Increases in plasma but not skeletal muscle interstitial NO during hypoxia in humans suggest an endovascular or endothelial NO source (85). Therefore, it is possible that the augmented vasodilation during hypoxic exercise is a result of the direct release of NO from endothelial cells and/or erythrocytes. In this context, luminal hypoxia can elicit the direct release of NO from the endothelium (109) and from erythrocytes in the form S-nitrosohemoglobin (147). However, based on the location for intraluminal N^G-monomethyl-l-arginine (NOS inhibitor) administration and the fact that NOS inhibition is effective in reducing forearm blood flow during hypoxic exercise (25), it is reasonable to suspect that the NO responsible for the compensatory vasodilatation is from endothelial sources vs. an erythrocyte source. Furthermore, the effectiveness of NOS inhibition in reducing the compensatory vasodilatation during hypoxic exercise also argues against the idea that nitrite and/or formation of erythrocyte nitroso species is a key vasodilator in this response (39, 46).

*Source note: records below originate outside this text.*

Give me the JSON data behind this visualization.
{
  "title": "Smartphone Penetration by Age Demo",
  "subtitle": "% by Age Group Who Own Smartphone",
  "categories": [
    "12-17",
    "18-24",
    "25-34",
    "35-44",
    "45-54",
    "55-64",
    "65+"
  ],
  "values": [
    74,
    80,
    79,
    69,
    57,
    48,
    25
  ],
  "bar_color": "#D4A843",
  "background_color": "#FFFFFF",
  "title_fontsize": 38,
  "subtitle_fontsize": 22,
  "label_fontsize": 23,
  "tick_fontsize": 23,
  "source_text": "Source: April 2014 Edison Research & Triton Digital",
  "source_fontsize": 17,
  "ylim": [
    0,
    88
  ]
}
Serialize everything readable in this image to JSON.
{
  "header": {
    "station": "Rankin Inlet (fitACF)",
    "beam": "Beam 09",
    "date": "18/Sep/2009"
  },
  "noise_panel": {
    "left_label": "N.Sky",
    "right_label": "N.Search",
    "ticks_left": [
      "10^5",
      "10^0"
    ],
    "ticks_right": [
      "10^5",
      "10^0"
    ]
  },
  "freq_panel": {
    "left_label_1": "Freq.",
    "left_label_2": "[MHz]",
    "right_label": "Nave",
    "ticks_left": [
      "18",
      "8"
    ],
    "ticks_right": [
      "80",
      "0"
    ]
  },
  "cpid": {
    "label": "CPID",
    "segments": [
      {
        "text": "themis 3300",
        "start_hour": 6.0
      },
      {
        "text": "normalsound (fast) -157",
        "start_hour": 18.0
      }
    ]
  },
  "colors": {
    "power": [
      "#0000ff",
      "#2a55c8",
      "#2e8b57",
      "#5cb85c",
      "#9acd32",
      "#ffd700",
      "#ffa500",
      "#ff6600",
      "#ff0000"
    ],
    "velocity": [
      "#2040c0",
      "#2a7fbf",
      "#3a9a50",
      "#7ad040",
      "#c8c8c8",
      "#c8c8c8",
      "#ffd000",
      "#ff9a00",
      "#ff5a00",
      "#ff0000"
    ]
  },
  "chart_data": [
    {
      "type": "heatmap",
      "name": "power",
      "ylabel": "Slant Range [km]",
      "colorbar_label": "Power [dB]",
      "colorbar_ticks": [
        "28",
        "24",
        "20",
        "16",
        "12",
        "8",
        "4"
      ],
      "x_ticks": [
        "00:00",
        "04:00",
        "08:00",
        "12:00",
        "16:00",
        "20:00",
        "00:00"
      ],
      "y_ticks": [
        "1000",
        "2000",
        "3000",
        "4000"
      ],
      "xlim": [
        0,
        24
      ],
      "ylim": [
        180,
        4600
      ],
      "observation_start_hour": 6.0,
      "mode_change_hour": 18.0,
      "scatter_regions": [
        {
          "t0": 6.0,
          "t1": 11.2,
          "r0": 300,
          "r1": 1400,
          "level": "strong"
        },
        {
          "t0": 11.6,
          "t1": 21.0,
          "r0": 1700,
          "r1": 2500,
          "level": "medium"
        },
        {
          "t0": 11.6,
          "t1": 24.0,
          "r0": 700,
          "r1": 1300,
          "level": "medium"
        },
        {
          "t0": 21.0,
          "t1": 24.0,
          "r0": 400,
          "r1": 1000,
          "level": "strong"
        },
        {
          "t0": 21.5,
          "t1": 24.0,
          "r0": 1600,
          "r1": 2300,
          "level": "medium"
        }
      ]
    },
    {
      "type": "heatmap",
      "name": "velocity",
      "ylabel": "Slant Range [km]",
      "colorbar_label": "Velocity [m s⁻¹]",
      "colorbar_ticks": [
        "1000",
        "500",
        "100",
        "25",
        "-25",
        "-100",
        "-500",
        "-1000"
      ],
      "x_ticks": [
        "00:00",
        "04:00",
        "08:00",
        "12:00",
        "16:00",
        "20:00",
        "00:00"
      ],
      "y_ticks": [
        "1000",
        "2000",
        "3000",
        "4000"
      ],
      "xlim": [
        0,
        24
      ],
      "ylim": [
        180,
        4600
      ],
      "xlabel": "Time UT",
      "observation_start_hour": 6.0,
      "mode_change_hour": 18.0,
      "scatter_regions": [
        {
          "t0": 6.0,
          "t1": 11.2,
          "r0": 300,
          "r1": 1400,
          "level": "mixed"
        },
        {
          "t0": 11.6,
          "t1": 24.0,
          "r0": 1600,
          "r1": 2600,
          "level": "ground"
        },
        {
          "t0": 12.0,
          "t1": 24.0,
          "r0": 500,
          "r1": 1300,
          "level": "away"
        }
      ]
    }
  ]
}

Along these lines, if nitrite were responsible, either directly or indirectly (via reduction to NO), the compensatory vasodilation would have been maintained despite NOS inhibition.

In animals adenosine is thought to be a key mediator of skeletal muscle blood flow during normoxic exercise (95, 107, 110, 111). However, adenosine receptor blockade appears to only modestly attenuate the exercise-induced skeletal muscle vasodilation in human limbs, but these findings are not consistent (26, 91, 98, 112). The classic adenosine hypothesis proposes that adenosine mediates vasodilation and helps to ensure adequate blood flow to metabolically active tissue during periods of reduced O₂ availability (i.e., hypoxia and/or ischemia) (7). This concept would therefore suggest that adenosine may contribute to the compensatory vasodilation during hypoxic exercise. However, our group demonstrated that adenosine is not obligatory for the compensatory vasodilation during hypoxic exercise in humans (26). This was observed with and without overlying sympathetic α-adrenergic vasoconstriction, suggesting that the enhanced sympathetic outflow associated with systemic hypoxia did not mask any underlying adenosine-mediated vasodilation. Moreover, adenosine does not contribute to the compensatory vasodilation after NOS inhibition, thus indicating that adenosine does not act through an NO-independent pathway in this response (25). Using positron emission tomography (PET) imaging, Heinonen and colleagues (59) recently demonstrated that adenosine receptor antagonism (via aminophylline) did not affect blood flow in exercising human quadriceps femoris muscle, suggesting no contribution of adenosine to capillary blood flow during hypoxic exercise. Additionally, adenosine receptor blockade did not change blood flow heterogeneity within the active and inactive muscles during hypoxic exercise.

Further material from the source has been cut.